Ao que tudo indica é no campo internacional que ficará bem marcada a diferença de estilo entre criador e criatura.
A política externa de Dilma não deve abrir espaço para lances de ousadia, como o protagonismo de Lula na tentativa de um acordo entre os Estados Unidos e o Irã sobre o programa nuclear, que no final das contas nos colocou em oposição com a primeira potência do mundo, um dos nossos principais parceiros comerciais.
Avaliação colhida entre diplomatas graduados é que o estilo carismático e emotivo de Lula, que ajudou o Brasil a marcar muitos gols no campo internacional, foi o problema que resultou na forte reação dos EUA ao acordo de Teerã.
Lula se excedeu nas manifestações de afetuosidade com Ahmadinejad, irritando os Estados Unidos.

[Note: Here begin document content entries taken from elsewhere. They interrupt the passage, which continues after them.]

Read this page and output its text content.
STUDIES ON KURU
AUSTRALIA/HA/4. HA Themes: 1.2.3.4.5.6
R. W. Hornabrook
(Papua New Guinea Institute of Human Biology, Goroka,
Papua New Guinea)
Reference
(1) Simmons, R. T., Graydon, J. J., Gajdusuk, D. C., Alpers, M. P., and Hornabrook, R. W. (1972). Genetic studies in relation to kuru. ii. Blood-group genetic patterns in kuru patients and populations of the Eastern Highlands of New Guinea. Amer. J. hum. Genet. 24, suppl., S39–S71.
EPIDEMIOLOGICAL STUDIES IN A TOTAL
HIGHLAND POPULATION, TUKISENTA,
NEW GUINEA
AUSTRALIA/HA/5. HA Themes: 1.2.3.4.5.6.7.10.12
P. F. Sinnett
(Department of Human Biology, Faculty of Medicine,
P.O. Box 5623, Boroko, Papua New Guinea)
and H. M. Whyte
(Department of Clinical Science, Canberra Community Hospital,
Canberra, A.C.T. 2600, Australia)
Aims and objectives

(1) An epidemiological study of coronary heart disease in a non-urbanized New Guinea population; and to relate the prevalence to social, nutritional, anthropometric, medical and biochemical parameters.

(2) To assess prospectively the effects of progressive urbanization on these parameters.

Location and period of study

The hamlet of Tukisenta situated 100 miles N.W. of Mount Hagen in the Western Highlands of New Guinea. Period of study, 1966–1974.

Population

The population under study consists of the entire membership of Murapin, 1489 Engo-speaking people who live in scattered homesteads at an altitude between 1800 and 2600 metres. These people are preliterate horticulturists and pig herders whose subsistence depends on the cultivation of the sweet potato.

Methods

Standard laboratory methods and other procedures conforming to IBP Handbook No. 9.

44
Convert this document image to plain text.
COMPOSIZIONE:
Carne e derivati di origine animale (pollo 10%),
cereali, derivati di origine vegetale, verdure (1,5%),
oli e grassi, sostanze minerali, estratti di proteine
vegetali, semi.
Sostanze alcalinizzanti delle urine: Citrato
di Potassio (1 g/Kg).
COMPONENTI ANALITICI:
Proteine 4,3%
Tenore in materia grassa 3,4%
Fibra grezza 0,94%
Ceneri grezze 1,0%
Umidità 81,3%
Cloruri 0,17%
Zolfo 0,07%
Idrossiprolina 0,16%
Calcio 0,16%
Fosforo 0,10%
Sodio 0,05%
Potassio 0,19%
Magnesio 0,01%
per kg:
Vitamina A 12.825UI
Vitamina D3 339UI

O governo de Dilma deve buscar uma aproximação maior com o governo de Barack Obama, por razões óbvias que não foram levadas em conta na atual gestão. A importância estratégica da parceria com a maior potência do mundo. Na condução da política externa, a presidente eleita deve buscar também uma maior interação entre as várias áreas de governo que lidam com o comércio exterior. A sintonia entre o Itamaraty e o MDIC, por exemplo, é importantíssima, mas não é isso que acontece no atual governo.
Tabuleiro I
Fonte próxima à presidente eleita aposta que Antonio Palocci ocupará um cargo de coordenação no governo de Dilma. "Não tem como ser diferente. Ele coordenou a campanha e está no comando da transição. Não faz sentido desperdiçar essa bagagem toda e seu trânsito nos setores empresarial e político, colocando Palocci em um ministério setorial", argumenta. Faz sentido.
Tabuleiro II
Já na área econômica, os mesmos ventos que sopram a favor de Mantega, como se viu no G-20, porque ele é queridinho de Lula e também de Dilma, segundo a fonte, empurram o presidente do BC, Henrique Meirelles, para fora da equipe econômica. Dilma não tem temperamento para conviver com os conflitos internos e alfinetadas em público que se viu na gestão de Lula entre a Fazenda e o Banco Central. O coração da presidente eleita bate por Nelson Barbosa, mas o humor do mercado pode inviabilizar a ida do atual secretário de Política Econômica para o BC.
EUA x China I
A presença chinesa na América Latina tem sido vista com cautela pelos americanos. O Council on Hemispheric Affairs (Coha), entidade considerada um think tank liberal, escreveu que o governo americano está monitorando atentamente os passos chineses na região. A leitura é de que a China está aproveitando o bom momento econômico para ampliar sua influência política.
EUA x China II
O Coha lembra que os chineses tomaram o posto dos EUA como principal parceiro comercial do Brasil, em 2009, e têm sido capazes de oferecer acordos que estão além da capacidade dos americanos: "Em alguns casos, os chineses emprestaram bilhões de dólares com juros abaixo de 1%. Pelas regras da OCDE, os Estados Unidos são obrigados a praticar taxas de mercado", destaca.
O ataque do dragão
Os números mostram que a corrente de comércio da AL com a China disparou nos últimos anos. Em 2000, somava US$ 12 bi. Em 2008, atingiu US$ 180 bi e, em 2009, mesmo com a crise mundial, chegou a US$ 125 bi. Entre 2003 e 2008, as exportações da AL para a China cresceram em média mais de 35% ao ano. O consultor Rodrigo Maciel, da Strategus Consultoria, diz que o Brasil precisa tirar proveito da situação: "Temos que atrair investimentos diversificados para os projetos de infraestrutura", recomenda.
FÓRUM: O Ibre/FGV promove na próxima sexta-feira o seminário "O Brasil no novo governo", para discutir os desafios de Dilma Rousseff na política econômica.